A South African government Cabinet minister has quoted Abraham Lincoln -- the "great emancipator" of black American slaves -- in outlining a what is called a "new dispensation" for black people in this country.

But several black leaders have denounced the move as more government doublespeak, and argue that the terms of their servitude in this white-rule country remain fundamentally unaltered.

Pieter Koornhoff, the government minister of cooperation and development, says a number of new proposals to be put before the South African Parliament will place many black people "on a par with white people."

Other critics charge, however, that governmental control over the lives of some black people actually will be tightened under the new legislation.

The draft legislation generally is in keeping with the South African government strategy of creating a relatively privileged black middle class around this country's urban areas, to act as a buffer between the ruling whites and blacks in impoverished rural tribal reserves.

To do this, the government apparently is planning to curb random police checks of black people's identity documents.

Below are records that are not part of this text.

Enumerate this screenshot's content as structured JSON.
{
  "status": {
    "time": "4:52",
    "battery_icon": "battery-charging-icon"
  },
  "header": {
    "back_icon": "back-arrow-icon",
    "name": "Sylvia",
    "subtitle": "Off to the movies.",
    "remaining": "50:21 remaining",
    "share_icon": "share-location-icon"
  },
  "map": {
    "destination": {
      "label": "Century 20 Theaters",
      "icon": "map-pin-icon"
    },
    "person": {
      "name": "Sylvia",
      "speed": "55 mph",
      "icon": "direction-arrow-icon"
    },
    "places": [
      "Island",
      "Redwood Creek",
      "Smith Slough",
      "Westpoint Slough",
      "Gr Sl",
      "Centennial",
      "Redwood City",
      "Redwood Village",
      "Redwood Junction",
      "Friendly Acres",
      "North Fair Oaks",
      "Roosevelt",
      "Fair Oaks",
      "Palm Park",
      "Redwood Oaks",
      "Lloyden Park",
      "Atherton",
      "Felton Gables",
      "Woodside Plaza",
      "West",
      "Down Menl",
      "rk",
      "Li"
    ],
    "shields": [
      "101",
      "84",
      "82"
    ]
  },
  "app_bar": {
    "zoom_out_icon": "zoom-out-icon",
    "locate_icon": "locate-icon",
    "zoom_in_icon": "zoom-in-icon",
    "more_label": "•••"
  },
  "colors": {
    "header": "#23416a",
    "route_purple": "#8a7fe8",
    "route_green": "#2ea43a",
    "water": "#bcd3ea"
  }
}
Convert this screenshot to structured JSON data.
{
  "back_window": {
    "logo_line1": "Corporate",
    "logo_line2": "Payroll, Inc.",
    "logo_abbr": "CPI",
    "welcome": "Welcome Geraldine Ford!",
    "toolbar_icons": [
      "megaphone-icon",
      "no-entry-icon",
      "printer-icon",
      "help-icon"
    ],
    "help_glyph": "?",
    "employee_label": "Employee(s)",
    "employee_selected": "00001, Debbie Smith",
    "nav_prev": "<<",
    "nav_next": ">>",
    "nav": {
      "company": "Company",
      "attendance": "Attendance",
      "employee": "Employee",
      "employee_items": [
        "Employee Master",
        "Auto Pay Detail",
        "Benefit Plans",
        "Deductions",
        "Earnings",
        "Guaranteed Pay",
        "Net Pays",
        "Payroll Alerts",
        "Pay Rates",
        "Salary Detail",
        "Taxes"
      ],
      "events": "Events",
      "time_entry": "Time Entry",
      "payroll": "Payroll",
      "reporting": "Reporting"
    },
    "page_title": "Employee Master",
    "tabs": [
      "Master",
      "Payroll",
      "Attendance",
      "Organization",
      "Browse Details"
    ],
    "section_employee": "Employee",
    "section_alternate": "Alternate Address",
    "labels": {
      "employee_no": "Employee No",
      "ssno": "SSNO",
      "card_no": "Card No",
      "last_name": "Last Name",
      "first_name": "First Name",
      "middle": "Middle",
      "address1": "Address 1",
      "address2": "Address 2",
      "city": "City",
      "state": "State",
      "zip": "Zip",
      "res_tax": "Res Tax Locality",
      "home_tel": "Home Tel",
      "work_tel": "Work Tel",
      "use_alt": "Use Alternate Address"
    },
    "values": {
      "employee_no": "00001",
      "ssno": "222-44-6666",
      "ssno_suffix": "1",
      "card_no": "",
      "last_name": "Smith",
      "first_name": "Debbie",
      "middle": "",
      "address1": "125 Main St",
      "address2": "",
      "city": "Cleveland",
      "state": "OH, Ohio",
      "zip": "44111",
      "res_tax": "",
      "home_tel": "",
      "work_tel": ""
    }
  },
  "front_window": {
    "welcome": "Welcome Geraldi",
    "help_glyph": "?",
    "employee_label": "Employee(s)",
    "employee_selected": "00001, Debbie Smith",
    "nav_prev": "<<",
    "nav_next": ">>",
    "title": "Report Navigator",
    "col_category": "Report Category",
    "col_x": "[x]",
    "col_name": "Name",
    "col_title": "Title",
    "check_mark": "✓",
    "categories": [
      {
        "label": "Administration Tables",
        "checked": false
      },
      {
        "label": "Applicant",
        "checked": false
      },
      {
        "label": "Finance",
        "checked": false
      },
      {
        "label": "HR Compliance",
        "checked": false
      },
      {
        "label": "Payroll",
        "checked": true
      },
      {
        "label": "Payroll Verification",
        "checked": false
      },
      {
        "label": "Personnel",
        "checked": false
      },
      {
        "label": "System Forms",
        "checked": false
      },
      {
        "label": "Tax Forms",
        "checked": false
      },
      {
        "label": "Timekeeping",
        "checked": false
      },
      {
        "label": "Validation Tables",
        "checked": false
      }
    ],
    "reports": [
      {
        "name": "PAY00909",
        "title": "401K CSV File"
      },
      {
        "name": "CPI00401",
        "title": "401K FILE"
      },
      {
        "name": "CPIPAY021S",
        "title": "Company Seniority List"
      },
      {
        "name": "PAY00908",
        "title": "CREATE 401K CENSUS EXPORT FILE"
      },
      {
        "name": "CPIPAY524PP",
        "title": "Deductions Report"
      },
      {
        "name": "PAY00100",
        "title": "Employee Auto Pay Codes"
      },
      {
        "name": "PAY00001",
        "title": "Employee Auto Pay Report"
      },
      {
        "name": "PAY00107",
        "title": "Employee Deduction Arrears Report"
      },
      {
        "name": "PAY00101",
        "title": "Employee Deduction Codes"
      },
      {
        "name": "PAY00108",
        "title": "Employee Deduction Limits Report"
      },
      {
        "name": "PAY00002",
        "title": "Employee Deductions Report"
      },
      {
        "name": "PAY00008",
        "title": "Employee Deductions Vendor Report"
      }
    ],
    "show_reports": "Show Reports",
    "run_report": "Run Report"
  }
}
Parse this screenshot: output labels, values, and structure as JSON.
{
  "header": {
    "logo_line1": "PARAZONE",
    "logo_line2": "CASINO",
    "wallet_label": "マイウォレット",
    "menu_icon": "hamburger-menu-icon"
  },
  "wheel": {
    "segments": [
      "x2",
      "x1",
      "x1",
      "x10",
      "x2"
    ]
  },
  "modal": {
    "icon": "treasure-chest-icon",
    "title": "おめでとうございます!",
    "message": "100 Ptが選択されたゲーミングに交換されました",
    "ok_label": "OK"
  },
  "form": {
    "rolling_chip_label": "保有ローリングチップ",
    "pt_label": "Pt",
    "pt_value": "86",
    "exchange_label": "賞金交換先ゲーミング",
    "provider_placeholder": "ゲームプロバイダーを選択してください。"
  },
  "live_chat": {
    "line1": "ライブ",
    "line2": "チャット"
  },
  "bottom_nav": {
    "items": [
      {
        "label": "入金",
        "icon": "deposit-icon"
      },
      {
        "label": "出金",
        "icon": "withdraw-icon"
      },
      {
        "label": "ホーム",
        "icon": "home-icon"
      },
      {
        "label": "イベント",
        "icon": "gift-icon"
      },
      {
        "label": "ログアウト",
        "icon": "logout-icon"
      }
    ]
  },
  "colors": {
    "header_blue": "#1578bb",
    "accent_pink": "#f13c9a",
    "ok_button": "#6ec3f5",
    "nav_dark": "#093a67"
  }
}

At present, blacks whose "pass books" do not carry proper endorsements showing they have official permission to be in an urban area are subject to arrest, detention, and forced return to the rural tribal reserves. Such police checks are criticized as being among the more humiliating aspects of South Africa's racial laws.

However, the right to stay in cities would still be conditional on having government-approved housing the employment. that, says Shena Duncan, national organizer of the Black Sash, a women's organization, simply means government control over black people moves "from the streets to their homes and their places of employment."

Other proposed changes might make it easier to black families to live together in urban areas. (Currently, black families are often split up when some members fail to obtain permission to live near cities.) Moreover, "influx control" may well be tightened up, making it even harder for people in the tribal reserves to migrate to the cities.

The government's hope, according to some analysts, is to harden divisions between urban and rural blacks and increase teh privileges of black city dwellers. Then, the theory goes, black urbanites, afraid of losing their privileged status, may become politically somnolent.

However, black people in cities will still will be forced to live in racially segregated townships, such as Soweto near Johannesburg -- although other proposed changes in the law may give blacks greater control over local affairs in these townships.